Entre Noël 1915 et le premier de l’An 1916, une surprise pour les Neuville, ce fut le retour des trois garçons travaillant au chantier de Price.

L’ouvrage ne pressant guère, ils avaient demandé et obtenu un congé de quelques semaines. Ils profitèrent de leur congé pour organiser en secret une fête à l’anniversaire de naissance de leur père.

Robert était né le trois janvier, et cette fête n’était pas souvent fêtée bien bruyamment, les grands garçons étant généralement au chantier.

Cette année 1916, c’était différent ; trois des gars étaient revenus et il se trouvait qu’ils n’étaient pas ce qu’on appelle de coqs morts. Au contraire, ils étaient tous trois de gais lurons. L’un d’eux surtout appelé Tit Louis, un colosse pourtant, n’avait pas son pareil pour chanter une chanson comique, raconter une blague que tout le monde prenait pour une vérité, jusqu’à ce qu’on s’aperçoive que le dénouement était une farce, une attrape ou une mystification. Avec cela, danseur infatigable, violoneux à l’occasion, ami de tout le monde, Tit Louis était le boute-en-train des réunions de jeunes gens.

Mais l’organisateur, c’était Paul. Et le Paul — Gros Paul — avait dit : « On va y faire un bouquet au père. Entendez-vous, un bouquet pas piqué des vers. Mais faut pas lui en parler. »

C’est encore une de nos coutumes nationales qui tend à disparaître, que celle des bouquets, ou fêtes anniversaires.

Ces bouquets sont organisés généralement en mystère, les invitations étant faites de bouche à oreille. Et le jour, ou plutôt le soir arrivé, il faut surprendre le héros de la fête à qui on lit une adresse en lui présentant un cadeau.

Puis, c’est la réjouissance : chants, déclamations, historiettes et la danse pour les jeunes, tandis que les plus âgés se retirent un peu à l’écart pour jouer aux cartes et que d’autres regardent les évolutions des danseurs. Oh ! les vieilles danses canadiennes dont les générations d’aujourd’hui n’ont plus d’idée.

En 1916, ce n’était déjà plus les belles danses, telles que le menuet, le reel-à-huit, ou la danse des voleurs. Ce n’était pas encore ces danses exotiques, qu’on nomme Tango, Two-step, Fox-trot, Turkey-trot, etc ; noms impossibles et ridicules, désignant des prises de corps et des contorsions plus impossibles et plus ridicules encore que leurs noms.

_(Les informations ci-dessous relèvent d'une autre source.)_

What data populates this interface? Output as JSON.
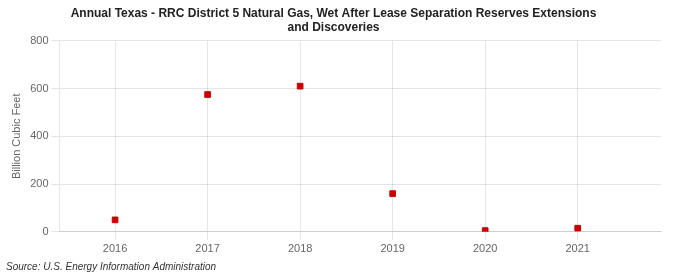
{
  "chart_data": {
    "type": "scatter",
    "title": "Annual Texas - RRC District 5 Natural Gas, Wet After Lease Separation Reserves Extensions\nand Discoveries",
    "y_label": "Billion Cubic Feet",
    "annotations": [
      "Source: U.S. Energy Information Administration"
    ],
    "x": [
      2016,
      2017,
      2018,
      2019,
      2020,
      2021
    ],
    "values": [
      50,
      575,
      610,
      160,
      5,
      15
    ],
    "color": "#cc0000",
    "marker": "square",
    "xlim": [
      2015.4,
      2021.9
    ],
    "xticks": [
      2016,
      2017,
      2018,
      2019,
      2020,
      2021
    ],
    "ylim": [
      0,
      800
    ],
    "yticks": [
      0,
      200,
      400,
      600,
      800
    ],
    "grid": true
  }
}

C’était alors les quadrilles, et la fête fut réussie, si on considère le nombre des assistants, la surprise du jubilaire, et surtout l’entrain des invités. Une seule ombre, la présence d’un étranger.

Sam Bachelor avait tenu sa promesse de revenir. Il était descendu à Roberval dans la journée du trois janvier, et tout de suite l’hôtelier malin lui apprenait la nouvelle de la fête, ajoutant en commentaire :

— Ça va être une belle veillée, heureux ceux qui sont invités.

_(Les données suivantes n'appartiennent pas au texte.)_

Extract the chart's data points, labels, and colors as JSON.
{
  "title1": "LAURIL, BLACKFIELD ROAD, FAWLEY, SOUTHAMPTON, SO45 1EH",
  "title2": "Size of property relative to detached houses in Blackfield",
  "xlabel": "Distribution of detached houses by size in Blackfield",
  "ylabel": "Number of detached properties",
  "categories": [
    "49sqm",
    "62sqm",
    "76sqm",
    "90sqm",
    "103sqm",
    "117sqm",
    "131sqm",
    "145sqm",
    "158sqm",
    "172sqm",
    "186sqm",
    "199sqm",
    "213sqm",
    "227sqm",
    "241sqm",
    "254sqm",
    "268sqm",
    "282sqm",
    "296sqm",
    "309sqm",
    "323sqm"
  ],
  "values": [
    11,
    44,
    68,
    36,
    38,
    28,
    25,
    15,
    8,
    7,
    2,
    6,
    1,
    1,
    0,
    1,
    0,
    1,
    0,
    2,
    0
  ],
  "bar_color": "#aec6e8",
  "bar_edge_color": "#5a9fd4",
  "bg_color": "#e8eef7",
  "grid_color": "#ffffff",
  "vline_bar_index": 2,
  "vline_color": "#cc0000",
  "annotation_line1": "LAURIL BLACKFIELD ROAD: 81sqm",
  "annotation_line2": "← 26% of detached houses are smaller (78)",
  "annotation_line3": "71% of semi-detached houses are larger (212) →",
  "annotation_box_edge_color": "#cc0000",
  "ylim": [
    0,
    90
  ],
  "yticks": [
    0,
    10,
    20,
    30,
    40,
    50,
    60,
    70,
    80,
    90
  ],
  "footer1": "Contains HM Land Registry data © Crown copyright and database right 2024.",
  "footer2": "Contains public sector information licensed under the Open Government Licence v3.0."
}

Ces Américains ne doutent de rien, et Sam était le plus Américain des Yankees. Apprenant la nouvelle, Sam se dit qu’il lui fallait admission. Son premier geste fut de tirer une poignée d’argent de sa poche et de demander à l’hôtelier :

— Combien pour votre carte d’admission ?

Il fallut que l’hôtelier lui expliquât que les invitations étaient verbales, que seuls les fils Neuville les avaient faites, et que le seul moyen aurait été de faire connaissance avec Gros Paul ou Tit Louis.

— Mais, ajoutait-il, il est trop tard maintenant.

— Trop tard ! By God, No ! Je ne connais pas les fils Neuville, mais la fille, je la connais, et c’est elle qui va m’inviter.

Hôtelier, va atteler, et mène-moi vite chez Neuville. Il faut que je vois Bertha avant le souper.

L’Américain n’en eut pas le démenti. Invité par Bertha, qui fit répéter l’invitation par son frère Paul, Sam Bachelor se trouva l’un des premiers rendus.

La gêne que sa présence causa au début de la soirée, fut vite disparue. Fin causeur, beau danseur, prétentieux, mais trop intelligent pour afficher ses prétentions, l’Américain se mêla aux groupes de jeunes gens qui ne tardèrent pas à être familiers avec lui.

Quant aux jeunes filles, inutile de dire l’attrait que devait exercer sur elles ce bel étranger, si bien mis, si instruit, et à qui on attribuait une fortune se rapprochant du million.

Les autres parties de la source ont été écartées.